In what the late British philosopher Jeremy Bentham would have described as "nonsense on stilts," Mr. Smiley tries to convince a Somalian former Muslim woman named Ayaan Hirsi Ali that, "...more Christians (than Muslims) blow up people everyday." Hear it for yourself:
I don't even know where to begin. Well, that's not true: Tavis Smiley is probably a good man, loving husband, and doting father...but he is an utter fool if he really believes what he said in this clip. If his only point is that people who call themselves "Christian" commit crimes every day of the week, then he is right. But Ms. Ali is talking about attempted (and successful) mass-murder, perpetrated by men who believe that their religion compels them to end the lives of "infidels."

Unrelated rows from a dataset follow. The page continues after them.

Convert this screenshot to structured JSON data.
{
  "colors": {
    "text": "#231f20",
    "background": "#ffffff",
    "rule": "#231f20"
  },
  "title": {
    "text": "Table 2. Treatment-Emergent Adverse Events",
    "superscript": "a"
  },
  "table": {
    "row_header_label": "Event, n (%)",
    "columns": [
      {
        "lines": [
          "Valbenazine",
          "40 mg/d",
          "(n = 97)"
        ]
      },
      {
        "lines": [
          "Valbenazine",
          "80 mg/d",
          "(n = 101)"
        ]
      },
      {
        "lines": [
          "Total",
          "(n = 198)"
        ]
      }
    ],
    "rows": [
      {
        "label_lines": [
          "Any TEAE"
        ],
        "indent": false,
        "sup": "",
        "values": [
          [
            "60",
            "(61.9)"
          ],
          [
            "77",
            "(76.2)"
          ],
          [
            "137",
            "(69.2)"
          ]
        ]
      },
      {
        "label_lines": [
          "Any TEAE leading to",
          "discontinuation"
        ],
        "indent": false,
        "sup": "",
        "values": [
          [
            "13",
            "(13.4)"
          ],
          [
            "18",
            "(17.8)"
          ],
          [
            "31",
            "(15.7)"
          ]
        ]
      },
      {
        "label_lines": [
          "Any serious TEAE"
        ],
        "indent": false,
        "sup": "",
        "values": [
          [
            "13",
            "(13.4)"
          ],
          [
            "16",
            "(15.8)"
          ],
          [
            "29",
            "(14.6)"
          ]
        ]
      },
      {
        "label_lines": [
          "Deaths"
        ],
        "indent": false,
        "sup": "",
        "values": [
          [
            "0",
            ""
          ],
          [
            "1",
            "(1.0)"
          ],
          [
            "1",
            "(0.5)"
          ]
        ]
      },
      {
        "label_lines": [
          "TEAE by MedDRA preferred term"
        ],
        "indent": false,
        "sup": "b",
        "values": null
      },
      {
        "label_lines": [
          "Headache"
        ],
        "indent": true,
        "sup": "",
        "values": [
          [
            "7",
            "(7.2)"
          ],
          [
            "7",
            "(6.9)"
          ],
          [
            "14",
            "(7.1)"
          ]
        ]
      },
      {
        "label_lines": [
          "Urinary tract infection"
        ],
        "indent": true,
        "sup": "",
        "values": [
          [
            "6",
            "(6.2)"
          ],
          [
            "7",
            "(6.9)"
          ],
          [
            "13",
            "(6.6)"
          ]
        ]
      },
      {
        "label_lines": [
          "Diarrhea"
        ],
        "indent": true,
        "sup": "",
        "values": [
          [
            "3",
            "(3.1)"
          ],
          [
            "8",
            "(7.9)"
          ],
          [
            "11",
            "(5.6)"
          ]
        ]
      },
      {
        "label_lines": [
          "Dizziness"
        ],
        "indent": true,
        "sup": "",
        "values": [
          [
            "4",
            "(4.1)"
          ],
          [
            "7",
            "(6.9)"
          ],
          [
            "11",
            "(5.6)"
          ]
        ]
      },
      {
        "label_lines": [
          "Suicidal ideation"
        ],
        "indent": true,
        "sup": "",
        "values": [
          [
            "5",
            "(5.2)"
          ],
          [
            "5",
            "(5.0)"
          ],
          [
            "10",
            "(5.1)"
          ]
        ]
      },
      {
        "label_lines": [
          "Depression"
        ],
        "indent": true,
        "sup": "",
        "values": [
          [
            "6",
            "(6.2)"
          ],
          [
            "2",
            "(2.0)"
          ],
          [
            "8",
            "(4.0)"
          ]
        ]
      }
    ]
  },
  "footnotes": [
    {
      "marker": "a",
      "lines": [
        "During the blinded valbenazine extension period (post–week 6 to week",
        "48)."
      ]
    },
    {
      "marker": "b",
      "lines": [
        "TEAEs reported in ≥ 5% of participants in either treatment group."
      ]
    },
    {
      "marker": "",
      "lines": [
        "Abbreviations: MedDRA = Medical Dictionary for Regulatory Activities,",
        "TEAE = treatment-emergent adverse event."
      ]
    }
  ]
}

The reason I know that Smiley is not simply pointing out that people from all faiths and cultures commit crimes is, well, because I listened to his own words. He sees moral equivalency between American Christians and the irreconcilable wing of Islam. This is because he is a liberal, and the bizarre and instiable desire for "multiculturalism" trumps the truth on the political Left in this country. It's sad, and I wish it were not so, but I also wish LOST had another season or two.
The priceless moment of the exchange came when he tried to link the Columbine massacre to Christian terrorism. Now for someone to be totally unaware that the Columbine killers were not religious, and in fact executed one of their victims specifically for refusing to renounce her faith in Christ in front of them, is hard to believe. Especially when that person is a supposed cultural commentator on publicly-funded television (PBS...your tax-dollars at work!).
This is why I stress the importance of History on this blog so often. Here is a classic example of someone using a past event to try to make his ill-advised point, but since neither he nor his guest (Ms. Ali only recently moved to the United States and would understandably be unfamiliar with the specifics of the Columbine incident) knew the facts of the event in question, he was able to get away with an egregious intellectual error (that fundamentally contradicts his point).
So why would Tavis Smiley, himself a self-described Christian, be so gun-ho about defending the indefensible actions of radical jihadist Muslims? Because he is really more interested in attacking his political opponents here in America. He is really talking about "right-wing" Christians. The kind that form weird militias and cults. The kind that chant "God hates fags" at the funerals of American soldiers. The kind that "cling to their guns and religion" instead of embracing the socially-engineered arms of the State.
In short, the (largely incorrect) caricature liberals have of the typical religious conservative in "Red-State" America. Never mind the fact that all leading conservative voices in the country denounce the actions of any even loosely-related-to-the-conservative-movement crazies, such as the loons at the Westboro Baptist Church.
But it doesn't matter that Christian conservatives denounce things like the abortion doctor killing last summer. Bill Clinton blamed the Oklahoma City bombing on Rush Limbaugh's anti-Clinton rhetoric in the mid-1990's. Liberals in the media insist on naming Timothy McVeigh as a "Christian" terrorist. The Left consistently over-looks foreign enemies and true evil to try and crush their political enemies here at home.
You can make your own further assessments of this interview, but just know that the "thinking" employed by Tavis Smiley is not rare on the Left. It is all-too-common and must be refuted. The truth matters, my friends.